Considered the most significant implications of these findings, we could now produce better treatments because of this new understanding of how the mitochondria are passed on. It could possibly encourage properly functioning mitochondria to multiply inside a fertilized egg at the expense of broken ones as well. The downfall of all of this is how controversial it is to do any of these treatments. Since these treatments would involve influencing someone’s DNA in a way that would be inherited by further generations. However, a Chinese researcher recently gene edited two babies successfully, so maybe, depending on the outcome, this could allow testing treatment on a person’s mitochondria.

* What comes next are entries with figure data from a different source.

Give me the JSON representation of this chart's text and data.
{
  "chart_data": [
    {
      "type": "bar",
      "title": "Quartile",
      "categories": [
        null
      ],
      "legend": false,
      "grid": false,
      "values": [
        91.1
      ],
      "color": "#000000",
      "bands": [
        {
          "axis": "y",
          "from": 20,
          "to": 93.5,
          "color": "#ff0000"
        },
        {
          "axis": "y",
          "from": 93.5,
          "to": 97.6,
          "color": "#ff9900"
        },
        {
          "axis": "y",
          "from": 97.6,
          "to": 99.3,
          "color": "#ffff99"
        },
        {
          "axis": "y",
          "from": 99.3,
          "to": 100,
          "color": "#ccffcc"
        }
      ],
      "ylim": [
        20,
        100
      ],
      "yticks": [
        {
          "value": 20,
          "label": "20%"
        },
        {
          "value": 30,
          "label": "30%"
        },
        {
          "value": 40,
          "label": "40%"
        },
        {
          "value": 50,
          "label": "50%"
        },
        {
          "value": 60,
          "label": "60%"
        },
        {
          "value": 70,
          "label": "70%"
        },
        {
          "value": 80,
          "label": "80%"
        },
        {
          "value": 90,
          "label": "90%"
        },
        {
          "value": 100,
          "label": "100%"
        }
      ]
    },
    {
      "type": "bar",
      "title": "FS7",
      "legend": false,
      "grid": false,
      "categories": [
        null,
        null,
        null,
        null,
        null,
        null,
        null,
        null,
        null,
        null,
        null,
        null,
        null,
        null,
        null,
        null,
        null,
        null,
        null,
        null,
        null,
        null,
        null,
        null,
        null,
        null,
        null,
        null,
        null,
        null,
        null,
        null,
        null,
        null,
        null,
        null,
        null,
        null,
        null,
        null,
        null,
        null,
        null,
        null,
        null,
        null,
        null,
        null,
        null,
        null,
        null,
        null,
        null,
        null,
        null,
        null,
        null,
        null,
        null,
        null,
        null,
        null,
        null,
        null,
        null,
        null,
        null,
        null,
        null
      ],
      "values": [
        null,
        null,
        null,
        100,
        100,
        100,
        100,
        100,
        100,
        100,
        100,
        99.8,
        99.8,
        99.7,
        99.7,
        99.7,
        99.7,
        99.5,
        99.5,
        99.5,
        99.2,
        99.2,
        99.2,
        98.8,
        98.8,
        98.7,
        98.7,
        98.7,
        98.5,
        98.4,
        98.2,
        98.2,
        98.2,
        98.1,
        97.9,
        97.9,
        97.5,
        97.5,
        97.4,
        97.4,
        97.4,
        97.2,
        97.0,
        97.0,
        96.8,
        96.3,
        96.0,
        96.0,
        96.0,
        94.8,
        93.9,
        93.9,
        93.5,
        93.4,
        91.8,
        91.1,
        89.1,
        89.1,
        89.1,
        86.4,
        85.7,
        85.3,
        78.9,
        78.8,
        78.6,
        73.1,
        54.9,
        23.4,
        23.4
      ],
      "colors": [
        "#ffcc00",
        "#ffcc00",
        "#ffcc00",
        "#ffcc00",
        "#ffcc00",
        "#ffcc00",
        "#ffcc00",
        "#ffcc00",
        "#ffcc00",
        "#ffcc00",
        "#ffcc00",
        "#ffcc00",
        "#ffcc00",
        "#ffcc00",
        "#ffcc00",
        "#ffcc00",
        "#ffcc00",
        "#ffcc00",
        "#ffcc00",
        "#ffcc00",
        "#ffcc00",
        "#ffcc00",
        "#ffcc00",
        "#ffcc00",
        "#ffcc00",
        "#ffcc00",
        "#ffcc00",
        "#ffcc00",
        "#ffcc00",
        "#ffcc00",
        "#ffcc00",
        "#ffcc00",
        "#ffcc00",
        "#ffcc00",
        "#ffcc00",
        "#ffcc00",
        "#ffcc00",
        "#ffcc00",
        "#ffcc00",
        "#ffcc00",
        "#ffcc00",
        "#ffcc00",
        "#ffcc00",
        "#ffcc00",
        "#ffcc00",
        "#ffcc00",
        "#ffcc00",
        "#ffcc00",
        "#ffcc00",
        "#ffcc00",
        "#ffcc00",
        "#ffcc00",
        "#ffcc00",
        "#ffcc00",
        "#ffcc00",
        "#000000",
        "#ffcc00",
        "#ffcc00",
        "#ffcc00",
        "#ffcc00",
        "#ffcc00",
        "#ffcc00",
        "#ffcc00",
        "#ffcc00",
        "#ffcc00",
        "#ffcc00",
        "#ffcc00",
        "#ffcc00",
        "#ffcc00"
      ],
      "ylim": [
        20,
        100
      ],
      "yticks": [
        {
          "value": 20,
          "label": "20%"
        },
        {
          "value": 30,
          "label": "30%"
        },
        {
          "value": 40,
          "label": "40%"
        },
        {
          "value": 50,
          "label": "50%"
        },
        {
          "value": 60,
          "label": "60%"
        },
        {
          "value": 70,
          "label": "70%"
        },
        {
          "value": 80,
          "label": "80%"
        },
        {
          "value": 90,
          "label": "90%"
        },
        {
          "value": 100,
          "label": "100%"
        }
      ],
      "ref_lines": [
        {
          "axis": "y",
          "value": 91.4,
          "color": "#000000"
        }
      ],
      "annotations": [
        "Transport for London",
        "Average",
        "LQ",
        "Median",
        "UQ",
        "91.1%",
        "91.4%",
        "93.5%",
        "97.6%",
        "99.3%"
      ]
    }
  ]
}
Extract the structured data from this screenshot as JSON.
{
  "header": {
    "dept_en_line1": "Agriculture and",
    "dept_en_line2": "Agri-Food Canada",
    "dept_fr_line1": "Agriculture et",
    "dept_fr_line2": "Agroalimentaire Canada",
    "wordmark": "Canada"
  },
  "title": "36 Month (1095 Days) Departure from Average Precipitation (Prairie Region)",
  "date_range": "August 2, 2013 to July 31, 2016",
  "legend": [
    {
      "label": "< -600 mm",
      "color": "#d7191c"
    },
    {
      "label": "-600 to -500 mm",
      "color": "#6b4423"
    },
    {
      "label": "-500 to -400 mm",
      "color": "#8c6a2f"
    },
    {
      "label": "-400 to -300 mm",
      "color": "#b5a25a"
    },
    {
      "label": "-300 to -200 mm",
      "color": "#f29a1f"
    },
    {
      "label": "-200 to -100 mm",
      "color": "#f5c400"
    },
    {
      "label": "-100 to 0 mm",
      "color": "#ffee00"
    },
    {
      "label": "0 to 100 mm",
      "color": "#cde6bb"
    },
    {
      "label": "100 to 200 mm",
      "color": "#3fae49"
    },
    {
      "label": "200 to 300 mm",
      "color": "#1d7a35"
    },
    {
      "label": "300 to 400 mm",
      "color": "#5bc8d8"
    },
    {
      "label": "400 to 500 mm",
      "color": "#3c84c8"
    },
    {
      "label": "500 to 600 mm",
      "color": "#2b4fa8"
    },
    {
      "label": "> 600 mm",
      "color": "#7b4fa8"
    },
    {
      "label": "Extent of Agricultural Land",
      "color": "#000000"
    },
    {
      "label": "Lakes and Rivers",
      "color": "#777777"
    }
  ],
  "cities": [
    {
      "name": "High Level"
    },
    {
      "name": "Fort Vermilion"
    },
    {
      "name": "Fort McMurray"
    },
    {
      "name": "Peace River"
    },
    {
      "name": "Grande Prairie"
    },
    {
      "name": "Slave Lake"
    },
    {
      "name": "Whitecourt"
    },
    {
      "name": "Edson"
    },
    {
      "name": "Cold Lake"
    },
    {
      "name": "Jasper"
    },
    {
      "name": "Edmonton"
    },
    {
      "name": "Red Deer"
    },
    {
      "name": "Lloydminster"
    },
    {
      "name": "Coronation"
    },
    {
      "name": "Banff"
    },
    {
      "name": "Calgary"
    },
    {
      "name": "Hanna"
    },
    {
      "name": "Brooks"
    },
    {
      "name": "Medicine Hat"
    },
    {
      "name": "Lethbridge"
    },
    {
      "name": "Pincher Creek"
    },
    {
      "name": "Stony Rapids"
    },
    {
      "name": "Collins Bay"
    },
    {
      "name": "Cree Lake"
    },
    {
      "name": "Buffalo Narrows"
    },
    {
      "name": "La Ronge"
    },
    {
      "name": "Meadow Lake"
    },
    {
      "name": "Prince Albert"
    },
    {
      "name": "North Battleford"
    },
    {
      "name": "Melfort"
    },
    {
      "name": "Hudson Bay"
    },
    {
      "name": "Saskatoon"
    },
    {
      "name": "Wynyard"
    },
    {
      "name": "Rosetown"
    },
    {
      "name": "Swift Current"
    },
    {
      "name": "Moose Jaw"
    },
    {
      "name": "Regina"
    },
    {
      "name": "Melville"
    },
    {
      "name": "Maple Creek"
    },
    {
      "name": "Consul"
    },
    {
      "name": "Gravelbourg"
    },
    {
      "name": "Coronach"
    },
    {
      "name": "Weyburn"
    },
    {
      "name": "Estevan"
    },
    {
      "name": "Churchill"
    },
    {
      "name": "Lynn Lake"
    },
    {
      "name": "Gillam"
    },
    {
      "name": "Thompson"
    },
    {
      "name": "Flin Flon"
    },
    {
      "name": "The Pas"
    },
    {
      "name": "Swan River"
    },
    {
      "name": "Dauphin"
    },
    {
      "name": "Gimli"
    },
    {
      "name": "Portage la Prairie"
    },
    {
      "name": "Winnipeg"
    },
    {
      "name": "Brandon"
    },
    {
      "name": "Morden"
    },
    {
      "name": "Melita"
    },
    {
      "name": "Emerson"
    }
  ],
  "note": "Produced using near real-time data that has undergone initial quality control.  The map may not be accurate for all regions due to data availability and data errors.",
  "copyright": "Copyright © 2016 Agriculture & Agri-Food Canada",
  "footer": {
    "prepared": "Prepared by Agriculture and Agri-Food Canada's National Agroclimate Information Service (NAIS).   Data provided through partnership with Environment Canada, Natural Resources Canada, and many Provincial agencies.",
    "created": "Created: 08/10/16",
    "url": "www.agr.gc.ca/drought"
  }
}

The website used - https://theconversation.com/study-shows-mitochondrial-dna-can-be-passed-through-fathers-what-does-this-mean-for-genetics-107641


LCA in People & Animals

Since she was born, Misty Lovelace struggled with progressively going blind throughout her life. When she was 12, doctors concluded that Misty’s blindness had a genetic cause called Leber Congenital Amaurosis (LCA). For those of you who didn't know, LCA is an eye disorder that mainly afflicts the retina. The retina is the specialized tissue at the back of the eye that recognizes light and color. People with this disorder typically experience severe visual impairment. Although the visual impairment tends to be stable, it could worsen very slowly over time. Fortunately, Jean Bennett and Albert Maguire, a team at the University of Pennsylvania, were testing a potential cure for LCA. The very next day after the surgery, Misty was able to see for the first time in years. After they were home, Misty was in the backyard pool, when she looked up and started to scream. Being a caring mother, she rushed out, with the thought of fear that something was hurting her daughter. Misty was finally able to see the stars.The treatment that Misty was able to undergo, first was performed on a dog named Mercery as well as mice. In Mercery's case, he was born with defective copies of RPE65, the gene affected by LCA, which is crucial for the visual cycle in mammals. This is due to the fact, that when the light hits sensitive pigments in the retina, it launches a series of reactions that make sight possible. For people who have two defective copies of RPE65 aren't able to react to light properly. As time passes, the light-sensing cells, causing the rods and cones die off. Thus creating their vision to disappear. While working with the dogs, scientists altered a small virus that’s harmless to mammals (adeno-associated virus). This virus carries the DNA with normal RPE65. Which they then inject into one eye of each blind dog. Within days, the frightened dogs who once bumped into objects around the house had turned into active, sighted animals.